EN_K8s_Troubleshooting

Kubernetes Troubleshooting in Practice

Troubleshooting (Q31-Q35)

Q31. What is CPU Throttling and how do you optimize CFS Quota?

When CPU Limits are set, they are enforced via CFS (Completely Fair Scheduler) Quota. Throttling can occur even when actual CPU utilization is low.

Detection:

# Check throttling via metrics
kubectl top pods --containers

# PromQL query
rate(container_cpu_cfs_throttled_seconds_total[5m]) /
rate(container_cpu_cfs_periods_total[5m]) > 0.25

Root Cause:

CFS enforces CPU Limits in 100ms periods. A container with cpu: "500m" can only use 50ms of CPU per 100ms period. Bursty workloads can exhaust the quota quickly, causing throttling even at low average utilization.

Solutions:

1. Remove Limits or set them high enough:

resources:
  requests:
    cpu: "500m"
  limits:
    cpu: "2000m"   # Set much higher than requests

2. Set only Requests (no Limits):

resources:
  requests:
    cpu: "500m"
  # No limits — Burstable QoS class

3. Tune JVM for Java applications:

env:
- name: JAVA_OPTS
  value: "-XX:ActiveProcessorCount=2 -XX:+UseContainerSupport"

Recommendation:

Set requests to actual average usage
Set limits to peak usage (spike tolerance)
Use Guaranteed QoS (requests == limits) only for latency-sensitive workloads

Q32. How do you resolve DNS resolution delays caused by ndots=5?

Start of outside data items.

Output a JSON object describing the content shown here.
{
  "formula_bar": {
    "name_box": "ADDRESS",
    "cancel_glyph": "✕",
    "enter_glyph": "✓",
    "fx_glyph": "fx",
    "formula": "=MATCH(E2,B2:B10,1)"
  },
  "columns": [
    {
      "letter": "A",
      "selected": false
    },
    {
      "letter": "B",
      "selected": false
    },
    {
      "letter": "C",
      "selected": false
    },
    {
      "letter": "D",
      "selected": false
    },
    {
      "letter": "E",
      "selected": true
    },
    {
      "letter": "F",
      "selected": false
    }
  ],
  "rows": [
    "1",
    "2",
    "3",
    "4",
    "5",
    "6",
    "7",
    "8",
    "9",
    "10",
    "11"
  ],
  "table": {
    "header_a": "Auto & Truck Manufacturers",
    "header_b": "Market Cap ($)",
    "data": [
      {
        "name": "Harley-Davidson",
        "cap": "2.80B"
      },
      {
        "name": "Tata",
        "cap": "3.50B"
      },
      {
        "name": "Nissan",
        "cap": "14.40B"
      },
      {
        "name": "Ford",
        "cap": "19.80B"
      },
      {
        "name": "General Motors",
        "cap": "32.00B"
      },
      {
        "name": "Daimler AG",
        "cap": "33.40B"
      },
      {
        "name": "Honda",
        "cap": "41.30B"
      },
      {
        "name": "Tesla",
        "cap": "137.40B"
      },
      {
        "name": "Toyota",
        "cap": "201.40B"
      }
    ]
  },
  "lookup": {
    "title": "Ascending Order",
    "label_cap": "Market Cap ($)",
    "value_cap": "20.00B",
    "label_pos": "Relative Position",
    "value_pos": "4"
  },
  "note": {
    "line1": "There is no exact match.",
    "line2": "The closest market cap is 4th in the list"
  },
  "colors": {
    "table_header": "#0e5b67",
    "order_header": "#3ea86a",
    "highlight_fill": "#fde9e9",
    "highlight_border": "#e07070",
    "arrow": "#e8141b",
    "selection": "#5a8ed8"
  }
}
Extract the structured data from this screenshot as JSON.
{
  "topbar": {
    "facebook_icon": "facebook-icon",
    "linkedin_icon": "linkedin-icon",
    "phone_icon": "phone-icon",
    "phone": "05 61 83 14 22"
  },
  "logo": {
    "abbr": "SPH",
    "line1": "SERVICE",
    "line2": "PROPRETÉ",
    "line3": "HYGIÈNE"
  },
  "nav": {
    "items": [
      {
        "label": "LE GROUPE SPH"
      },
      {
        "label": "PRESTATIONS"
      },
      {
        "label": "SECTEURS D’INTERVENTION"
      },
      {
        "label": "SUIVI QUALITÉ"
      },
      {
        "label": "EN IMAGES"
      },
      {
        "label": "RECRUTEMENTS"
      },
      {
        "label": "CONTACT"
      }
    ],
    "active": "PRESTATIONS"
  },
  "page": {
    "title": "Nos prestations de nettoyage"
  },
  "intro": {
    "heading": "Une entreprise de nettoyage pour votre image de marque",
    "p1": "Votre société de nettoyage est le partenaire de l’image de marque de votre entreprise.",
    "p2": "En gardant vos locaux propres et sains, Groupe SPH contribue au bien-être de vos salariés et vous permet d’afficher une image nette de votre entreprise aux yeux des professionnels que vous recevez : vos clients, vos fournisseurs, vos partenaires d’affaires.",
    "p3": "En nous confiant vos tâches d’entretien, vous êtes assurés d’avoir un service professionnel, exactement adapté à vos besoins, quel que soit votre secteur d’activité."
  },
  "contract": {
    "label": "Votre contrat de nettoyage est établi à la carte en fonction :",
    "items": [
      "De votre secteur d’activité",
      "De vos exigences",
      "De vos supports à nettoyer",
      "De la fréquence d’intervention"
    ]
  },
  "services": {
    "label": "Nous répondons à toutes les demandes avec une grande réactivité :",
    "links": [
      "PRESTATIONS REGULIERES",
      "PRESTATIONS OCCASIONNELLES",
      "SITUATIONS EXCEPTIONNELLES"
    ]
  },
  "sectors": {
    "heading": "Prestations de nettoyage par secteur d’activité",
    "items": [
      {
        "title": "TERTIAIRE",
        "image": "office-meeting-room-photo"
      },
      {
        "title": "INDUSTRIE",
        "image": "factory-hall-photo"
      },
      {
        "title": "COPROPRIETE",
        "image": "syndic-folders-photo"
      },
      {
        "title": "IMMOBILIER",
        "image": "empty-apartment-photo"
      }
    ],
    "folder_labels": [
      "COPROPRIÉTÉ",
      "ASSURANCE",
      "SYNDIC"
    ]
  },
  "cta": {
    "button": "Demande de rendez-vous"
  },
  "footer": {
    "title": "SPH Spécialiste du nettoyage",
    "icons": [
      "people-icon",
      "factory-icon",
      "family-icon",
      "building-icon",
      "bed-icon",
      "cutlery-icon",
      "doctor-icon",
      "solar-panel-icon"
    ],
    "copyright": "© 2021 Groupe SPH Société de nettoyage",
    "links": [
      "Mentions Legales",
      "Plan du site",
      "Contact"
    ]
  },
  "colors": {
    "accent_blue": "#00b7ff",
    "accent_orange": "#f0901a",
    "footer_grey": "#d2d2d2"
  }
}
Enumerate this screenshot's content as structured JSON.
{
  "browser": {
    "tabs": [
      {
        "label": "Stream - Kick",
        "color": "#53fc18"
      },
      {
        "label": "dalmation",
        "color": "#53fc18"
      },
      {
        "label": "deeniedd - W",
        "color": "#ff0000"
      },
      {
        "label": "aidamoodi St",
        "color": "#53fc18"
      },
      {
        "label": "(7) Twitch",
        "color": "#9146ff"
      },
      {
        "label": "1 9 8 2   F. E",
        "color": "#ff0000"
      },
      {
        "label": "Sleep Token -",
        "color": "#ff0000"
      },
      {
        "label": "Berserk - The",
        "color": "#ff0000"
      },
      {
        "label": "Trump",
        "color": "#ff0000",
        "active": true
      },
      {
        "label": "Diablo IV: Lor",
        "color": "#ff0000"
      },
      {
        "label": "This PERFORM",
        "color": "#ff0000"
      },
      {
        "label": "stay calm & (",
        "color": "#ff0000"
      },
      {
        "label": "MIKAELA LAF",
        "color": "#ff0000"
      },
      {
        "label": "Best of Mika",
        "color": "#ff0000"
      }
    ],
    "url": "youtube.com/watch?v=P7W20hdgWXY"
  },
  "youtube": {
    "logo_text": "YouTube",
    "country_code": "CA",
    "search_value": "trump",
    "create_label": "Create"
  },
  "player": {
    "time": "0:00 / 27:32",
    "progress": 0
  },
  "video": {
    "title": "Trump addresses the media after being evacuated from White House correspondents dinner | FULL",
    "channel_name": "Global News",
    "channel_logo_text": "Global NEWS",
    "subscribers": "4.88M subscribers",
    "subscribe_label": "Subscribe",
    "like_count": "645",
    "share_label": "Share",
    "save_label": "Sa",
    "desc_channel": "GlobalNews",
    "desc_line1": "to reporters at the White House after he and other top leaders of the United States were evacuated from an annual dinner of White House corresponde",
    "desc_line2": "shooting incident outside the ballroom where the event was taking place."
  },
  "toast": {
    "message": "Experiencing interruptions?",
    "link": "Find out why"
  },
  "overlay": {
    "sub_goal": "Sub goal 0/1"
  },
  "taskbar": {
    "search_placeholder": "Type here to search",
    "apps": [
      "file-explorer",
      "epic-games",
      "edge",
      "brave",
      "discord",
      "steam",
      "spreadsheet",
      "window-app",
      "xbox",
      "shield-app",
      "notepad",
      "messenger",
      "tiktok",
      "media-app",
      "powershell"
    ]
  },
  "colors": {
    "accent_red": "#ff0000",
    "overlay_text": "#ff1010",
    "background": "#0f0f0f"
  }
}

The ndots:5 setting in a Pod's /etc/resolv.conf can trigger up to 6 DNS queries per lookup.

How It Works:

# /etc/resolv.conf in a Pod
nameserver 10.96.0.10
search default.svc.cluster.local svc.cluster.local cluster.local
options ndots:5

Querying example.com triggers this search order:

example.com.default.svc.cluster.local
example.com.svc.cluster.local
example.com.cluster.local
example.com (final — only resolves here)

Solutions:

1. Use FQDN (add trailing dot):

# Code example
requests.get("http://api.example.com./v1/users")

2. Lower ndots per Pod:

spec:
  dnsConfig:
    options:
    - name: ndots
      value: "2"
    - name: single-request-reopen   # Prevent parallel A/AAAA race condition

3. Enable CoreDNS autopath plugin:

# CoreDNS ConfigMap
data:
  Corefile: |
    .:53 {
      autopath @kubernetes
      kubernetes cluster.local in-addr.arpa ip6.arpa {
        pods insecure
        fallthrough in-addr.arpa ip6.arpa
      }
      cache 30
    }

4. Deploy NodeLocal DNSCache:

# Installs a DNS cache on each node, converting UDP to eBPF
kubectl apply -f https://k8s.io/examples/admin/dns/nodelocaldns.yaml

Monitoring:

# CoreDNS response time
histogram_quantile(0.99, rate(coredns_dns_request_duration_seconds_bucket[5m]))

# DNS error rate
rate(coredns_dns_responses_total{rcode="SERVFAIL"}[5m])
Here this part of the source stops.